Le 7 décembre 1984, leur première victime est Gérard Le Laidier, un avocat de 50 ans. Il est assassiné par Laurent Hattab et Jean-Rémi Sarraud alors qu'il s'apprêtait à aller, avec Valérie Subra, dîner chez des amis. Le trio n'emporte toutefois « qu'une maigre liasse de billets ».
Après quelques tentatives infructueuses avec d'autres hommes, Valérie Subra réussit, le 16 décembre, à s'introduire chez Laurent Zarade, jeune homme de 29 ans, directeur d'une maison de prêt-à-porter. Mais un système de sécurité l'empêche d'y laisser entrer ses deux complices. Elle se fait de nouveau inviter le lendemain, et cette fois, Hattab et Sarraud réussissent à s'introduire dans l'appartement. Pendant que ses complices assassinent leur victime avec un coupe-papier, la jeune fille se réfugie dans une pièce où elle regarde une vidéo. Ils emporteront 6 000 francs et quelques bijoux, dont une montre de marque et une bague.
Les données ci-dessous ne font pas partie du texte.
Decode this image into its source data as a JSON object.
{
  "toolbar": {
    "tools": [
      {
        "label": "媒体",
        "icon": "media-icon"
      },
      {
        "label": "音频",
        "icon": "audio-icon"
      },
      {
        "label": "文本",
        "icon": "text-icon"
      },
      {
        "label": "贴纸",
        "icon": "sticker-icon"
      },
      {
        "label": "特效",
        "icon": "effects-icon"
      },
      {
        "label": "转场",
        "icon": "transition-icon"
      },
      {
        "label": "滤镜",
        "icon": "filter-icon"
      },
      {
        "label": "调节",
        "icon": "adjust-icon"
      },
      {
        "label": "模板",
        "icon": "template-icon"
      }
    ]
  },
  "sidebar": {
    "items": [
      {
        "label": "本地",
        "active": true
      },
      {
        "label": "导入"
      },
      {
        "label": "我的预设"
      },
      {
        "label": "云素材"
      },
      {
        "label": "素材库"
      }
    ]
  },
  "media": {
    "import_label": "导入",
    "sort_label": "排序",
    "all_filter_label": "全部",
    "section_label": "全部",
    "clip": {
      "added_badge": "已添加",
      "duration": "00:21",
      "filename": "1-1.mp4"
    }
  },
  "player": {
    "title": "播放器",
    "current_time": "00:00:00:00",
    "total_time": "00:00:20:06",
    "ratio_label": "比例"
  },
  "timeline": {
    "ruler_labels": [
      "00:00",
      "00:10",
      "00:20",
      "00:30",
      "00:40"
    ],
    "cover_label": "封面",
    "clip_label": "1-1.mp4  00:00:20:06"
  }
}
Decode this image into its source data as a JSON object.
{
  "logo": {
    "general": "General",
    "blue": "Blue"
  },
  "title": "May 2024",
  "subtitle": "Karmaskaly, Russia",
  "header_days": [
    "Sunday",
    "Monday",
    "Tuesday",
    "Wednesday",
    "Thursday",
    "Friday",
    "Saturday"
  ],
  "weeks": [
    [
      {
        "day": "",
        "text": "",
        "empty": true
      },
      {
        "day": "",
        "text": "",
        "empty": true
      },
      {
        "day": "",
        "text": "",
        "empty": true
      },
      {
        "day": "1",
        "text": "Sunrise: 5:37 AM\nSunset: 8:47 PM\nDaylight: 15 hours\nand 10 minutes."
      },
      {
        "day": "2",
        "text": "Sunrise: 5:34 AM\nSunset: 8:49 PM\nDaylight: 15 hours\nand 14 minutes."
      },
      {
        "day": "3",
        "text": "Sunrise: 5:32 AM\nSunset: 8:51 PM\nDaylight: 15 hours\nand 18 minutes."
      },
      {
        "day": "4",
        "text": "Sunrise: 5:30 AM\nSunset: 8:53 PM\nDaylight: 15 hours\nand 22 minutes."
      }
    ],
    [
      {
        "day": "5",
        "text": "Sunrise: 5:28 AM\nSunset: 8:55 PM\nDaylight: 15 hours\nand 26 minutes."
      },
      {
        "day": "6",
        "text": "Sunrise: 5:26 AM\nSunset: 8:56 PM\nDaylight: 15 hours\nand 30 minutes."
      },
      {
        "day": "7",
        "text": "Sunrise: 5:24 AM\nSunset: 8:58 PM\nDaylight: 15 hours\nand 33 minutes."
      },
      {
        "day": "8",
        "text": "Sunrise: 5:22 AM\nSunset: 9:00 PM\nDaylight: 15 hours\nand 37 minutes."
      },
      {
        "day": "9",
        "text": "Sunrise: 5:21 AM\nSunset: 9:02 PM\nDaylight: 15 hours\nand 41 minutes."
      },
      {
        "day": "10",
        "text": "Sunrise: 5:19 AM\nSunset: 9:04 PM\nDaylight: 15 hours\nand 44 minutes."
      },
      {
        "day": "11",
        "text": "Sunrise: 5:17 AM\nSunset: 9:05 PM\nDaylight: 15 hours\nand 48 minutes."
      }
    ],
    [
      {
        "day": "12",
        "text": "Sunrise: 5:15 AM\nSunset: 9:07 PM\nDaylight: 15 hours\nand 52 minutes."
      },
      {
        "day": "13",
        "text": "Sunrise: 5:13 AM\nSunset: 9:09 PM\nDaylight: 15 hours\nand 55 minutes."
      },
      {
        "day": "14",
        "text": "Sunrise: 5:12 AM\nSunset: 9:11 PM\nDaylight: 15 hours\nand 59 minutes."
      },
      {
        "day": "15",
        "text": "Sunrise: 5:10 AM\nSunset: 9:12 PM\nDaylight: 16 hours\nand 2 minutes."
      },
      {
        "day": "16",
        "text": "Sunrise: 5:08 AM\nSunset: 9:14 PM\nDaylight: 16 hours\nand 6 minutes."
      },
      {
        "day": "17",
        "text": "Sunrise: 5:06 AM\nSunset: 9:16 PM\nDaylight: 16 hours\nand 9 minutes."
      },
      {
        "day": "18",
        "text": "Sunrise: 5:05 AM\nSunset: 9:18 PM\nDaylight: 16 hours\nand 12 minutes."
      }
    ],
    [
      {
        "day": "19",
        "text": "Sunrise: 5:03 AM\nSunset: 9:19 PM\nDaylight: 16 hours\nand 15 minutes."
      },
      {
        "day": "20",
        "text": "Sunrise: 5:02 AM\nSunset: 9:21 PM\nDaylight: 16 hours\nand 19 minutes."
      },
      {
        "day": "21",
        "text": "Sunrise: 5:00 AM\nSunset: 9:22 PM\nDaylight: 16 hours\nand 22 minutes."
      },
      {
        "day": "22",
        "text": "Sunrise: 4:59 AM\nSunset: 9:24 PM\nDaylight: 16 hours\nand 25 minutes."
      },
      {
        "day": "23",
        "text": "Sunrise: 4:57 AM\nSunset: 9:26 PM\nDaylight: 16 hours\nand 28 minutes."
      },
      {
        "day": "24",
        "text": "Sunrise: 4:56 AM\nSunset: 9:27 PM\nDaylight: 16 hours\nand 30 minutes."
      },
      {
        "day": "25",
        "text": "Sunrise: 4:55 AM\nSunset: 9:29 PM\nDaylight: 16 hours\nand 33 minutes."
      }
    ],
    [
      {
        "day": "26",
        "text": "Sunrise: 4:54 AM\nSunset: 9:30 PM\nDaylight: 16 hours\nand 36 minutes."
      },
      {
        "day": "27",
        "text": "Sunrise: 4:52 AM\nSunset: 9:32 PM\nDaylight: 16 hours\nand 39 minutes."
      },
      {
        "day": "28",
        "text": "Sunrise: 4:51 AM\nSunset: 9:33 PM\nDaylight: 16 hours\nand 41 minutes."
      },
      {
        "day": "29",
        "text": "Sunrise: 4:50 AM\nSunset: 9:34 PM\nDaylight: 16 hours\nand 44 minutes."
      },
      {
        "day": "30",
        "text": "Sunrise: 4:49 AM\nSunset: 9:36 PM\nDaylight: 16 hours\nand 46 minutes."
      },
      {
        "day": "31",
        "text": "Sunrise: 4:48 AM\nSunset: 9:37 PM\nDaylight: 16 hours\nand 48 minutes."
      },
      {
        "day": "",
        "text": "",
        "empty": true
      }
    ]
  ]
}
Le 20 décembre, le trio s'apprête à reproduire le même stratagème. Leur nouvelle proie est Paul Taiclet, chargé des relations publiques d'un restaurant, le Jardin de La Boëtie. Heureusement pour lui, la police retrouve le jour même la trace de Valérie Subra dans les carnets d'adresse de ses deux précédentes victimes et elle est arrêtée dans la journée, peu avant ses deux complices.
L'affaire fait grand bruit, mais l'attention médiatique se concentre sur le personnage féminin du trio. Paris Match publie en couverture une photographie de Valérie Subra et la qualifie de « beauté diabolique »[1].
Le procès et la peine
Ils sont jugés en 1988. Francis Szpiner avocat des parties civiles décrit Valérie Subra comme un être diabolique dont la responsabilité n'est pas moindre que ses complices. Même si elle n'a pas directement tué, elle est pour lui l'élément clef du trio. Il ajoute « unis tous les trois dans la préparation, unis tous les trois dans l'exécution, unis dans le partage, il serait choquant qu'ils ne le soient pas dans la condamnation ». L'avocat de Valérie Subra, Jean-Louis Pelletier s'insurge contre cette diabolisation : « C'est toujours par la femme que le scandale arrive. Valérie Subra c'est le péché originel, la sorcière. C'est Ève et le serpent, la tentatrice ». Il décrit une adolescente immature marquée par l'absence de son père qui a des difficultés à distinguer le bien et le mal, mais qui n'a pas de sang sur les mains. Les jurés suivront la vision de maître Szpiner et les réquisitions de l'avocat général Gérard Guilloux[2]. Les trois accusés seront condamnés solidairement à la réclusion criminelle à perpétuité avec des peines incompressibles de 18 ans (pour Hattab et Sarraud) et 16 ans (pour Subra)[3].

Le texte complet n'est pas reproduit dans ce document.